Yes. That is exactly why I also checked the CONFIG_HAVE_SINGLE_FTRACE_DIRECT_OPS=n path as a control. In that case, direct_ops_ip_lookup() returns ops->private, and the IP hash lookup structure that triggered this suspicion does not appear at all. This suspicion is closer to a misread of a specific config-dependent design than to a universal UAF pattern.

The Structure Of The Illusion

What makes this case interesting is that it does not end at "the AI was wrong." It is also fairly clear why it is easy to be wrong here.

Code that returns a pointer after unlocking a mutex almost always reads as dangerous in kernel code. And often it really is dangerous. But this pattern is not classified as safe or unsafe by its surface shape alone. The line is usually drawn by lifetime mechanisms outside that snippet.

What I took away from this case is a pair of questions.

  1. For the returned object to be freed, must it first leave the lookup-reachable state?
  2. Even if the returned pointer is not an owning reference, does the upper calling context's lock and ordering close the post-unlock consumption window?

If both answers are yes, then returning a pointer after unlock is not immediately a UAF. If either side is missing, the chance of a real bug goes up.

Conclusion

Within the range I have checked so far, I judge the UAF suspicion around direct_ops_ip_lookup() to be a false positive. My confidence is fairly high, but I am still stating that only within the bounds of static analysis.

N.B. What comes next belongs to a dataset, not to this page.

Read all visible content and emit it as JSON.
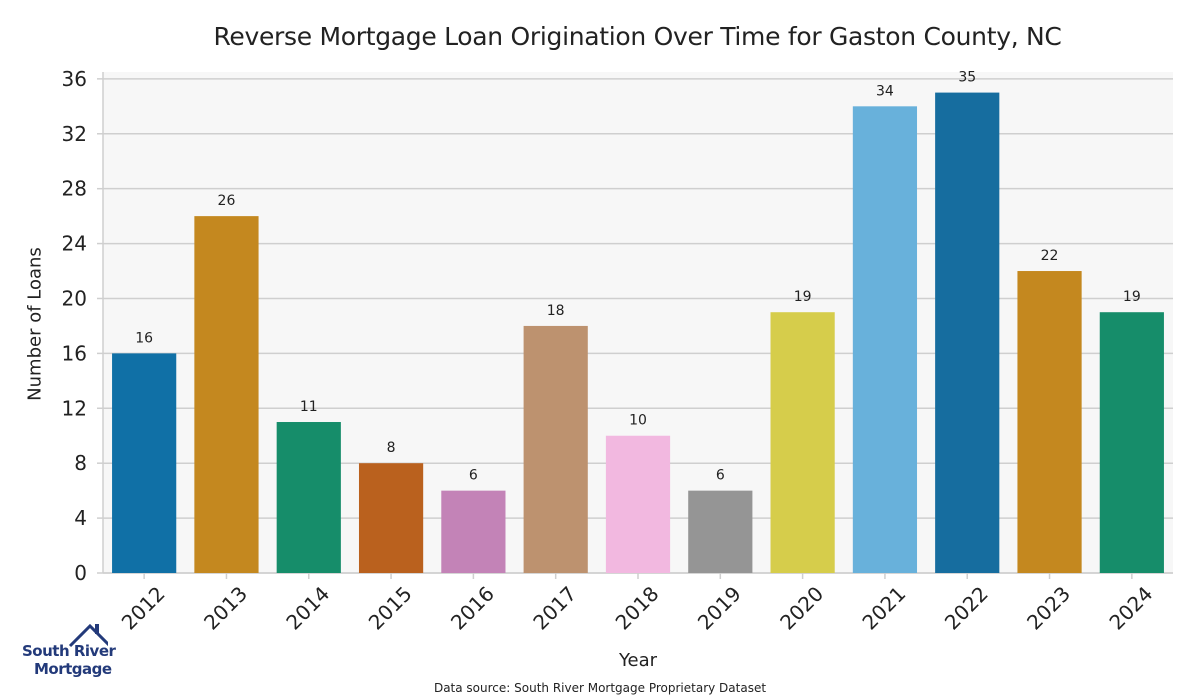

The core reasons are three.

  1. What direct_ops_ip_lookup() returns is not an owning reference, but a borrowed pointer consumed briefly inside callback context.
  2. For bpf_trampoline_put() to actually reach free, refcount exhaustion, program unlink, and hash removal must all happen first.
  3. The PEER callback directly tied to this suspicion executes inside direct_mutex context, and teardown is constrained by the same ordering, so the simple interleaving of "lookup then immediate free" does not hold as-is.

Still, this conclusion is limited to the current static analysis scope. If dynamic experiments and other architecture checks are added later, the post will become much stronger. Until then, even with fairly high confidence, the wording should stay careful.

Remaining Risks And Follow-Up

  • I have not checked direct ftrace implementation details outside x86_64 yet.
  • Without dynamic experiments, the overall evidence package is still incomplete.
  • If needed, it may be worth considering a small documentation patch to strengthen the comments in trampoline.c.
  • It may also be worth searching for other unlock -> borrowed pointer patterns that create the same kind of illusion.